Assume you have to query the prices of like 100 items (in the example I will query just 2) that are unique, which would be the fastest (measured in seconds per query) way of querying the name of these items using a python data structure?
Here is the example with a pandas dataframe (with just querying 3 items, I would like to query around 50 or 100).
import pandas as pd
import time
df = pd.DataFrame({"price":[11,33,5,29,999]*100000},index=["car","boat","axe","fork","plane"]*100000)
# now query the price of these items:
time_start = time.time()
query = df.loc[["car","boat","plane"]]
time_elapsed = round(time.time()-time_start,2)
print(f"[INFO] Time elapsed: {time_elapsed} seconds")
print(query)
Can you think of faster ways than the one I showed? Ideally I would not want to think of a database, a data structure instead but I'm open to suggestion about databases like mongodb (not as answers, just as comments).
Thanks!
I doubt you'll get much better than using a mask:
import pandas as pd
df = pd.DataFrame({"price":[11,33,5,29,999]*100000},index=["car","boat","axe","fork","plane"]*100000)

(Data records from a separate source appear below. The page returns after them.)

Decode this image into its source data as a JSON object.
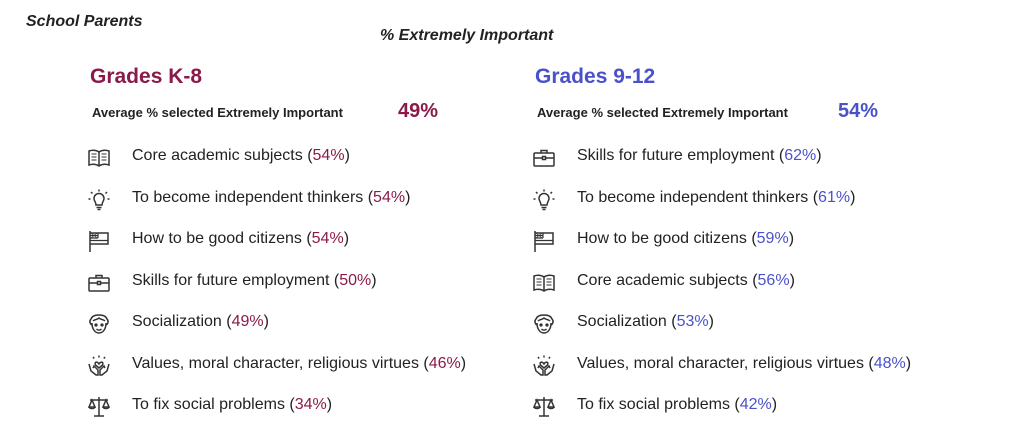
{
  "header": {
    "corner_title": "School Parents",
    "main_title": "% Extremely Important"
  },
  "colors": {
    "k8_accent": "#8b1a4a",
    "hs_accent": "#4a52c9"
  },
  "k8": {
    "title": "Grades K-8",
    "avg_label": "Average % selected Extremely Important",
    "avg_value": "49%",
    "items": [
      {
        "icon": "book-icon",
        "label": "Core academic subjects",
        "pct": "54%"
      },
      {
        "icon": "lightbulb-icon",
        "label": "To become independent thinkers",
        "pct": "54%"
      },
      {
        "icon": "flag-icon",
        "label": "How to be good citizens",
        "pct": "54%"
      },
      {
        "icon": "briefcase-icon",
        "label": "Skills for future employment",
        "pct": "50%"
      },
      {
        "icon": "face-icon",
        "label": "Socialization",
        "pct": "49%"
      },
      {
        "icon": "hands-heart-icon",
        "label": "Values, moral character, religious virtues",
        "pct": "46%"
      },
      {
        "icon": "scales-icon",
        "label": "To fix social problems",
        "pct": "34%"
      }
    ]
  },
  "hs": {
    "title": "Grades 9-12",
    "avg_label": "Average % selected Extremely Important",
    "avg_value": "54%",
    "items": [
      {
        "icon": "briefcase-icon",
        "label": "Skills for future employment",
        "pct": "62%"
      },
      {
        "icon": "lightbulb-icon",
        "label": "To become independent thinkers",
        "pct": "61%"
      },
      {
        "icon": "flag-icon",
        "label": "How to be good citizens",
        "pct": "59%"
      },
      {
        "icon": "book-icon",
        "label": "Core academic subjects",
        "pct": "56%"
      },
      {
        "icon": "face-icon",
        "label": "Socialization",
        "pct": "53%"
      },
      {
        "icon": "hands-heart-icon",
        "label": "Values, moral character, religious virtues",
        "pct": "48%"
      },
      {
        "icon": "scales-icon",
        "label": "To fix social problems",
        "pct": "42%"
      }
    ]
  }
}
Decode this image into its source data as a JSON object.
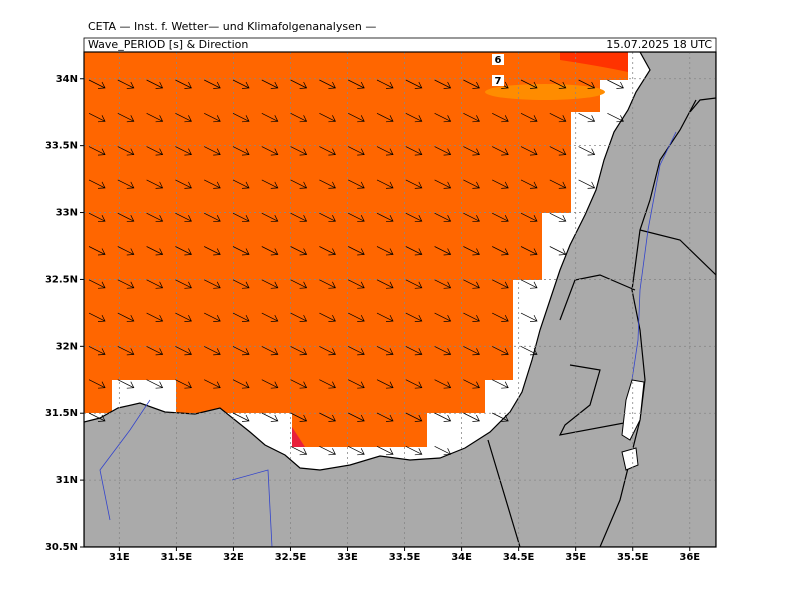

items = ["car","boat","plane"]
def v1(df, items):
df = df.copy()
return df.T[items].T
def v2(df, items):
df = df.copy()
return df.loc[items]
def v3(df, items):
df = df.copy()
return df[df.index.isin(items)]
print('Treating index as columns:')
%timeit v1(df, items)
print('\nUsing loc:')
%timeit v2(df, items)
print('\nUsing a mask:')
%timeit v3(df, items)
Output:
Treating index as columns:
108 ms ± 8.49 ms per loop (mean ± std. dev. of 7 runs, 10 loops each)
Using loc:
57 ms ± 1.04 ms per loop (mean ± std. dev. of 7 runs, 10 loops each)
Using a mask:
12.8 ms ± 305 µs per loop (mean ± std. dev. of 7 runs, 100 loops each)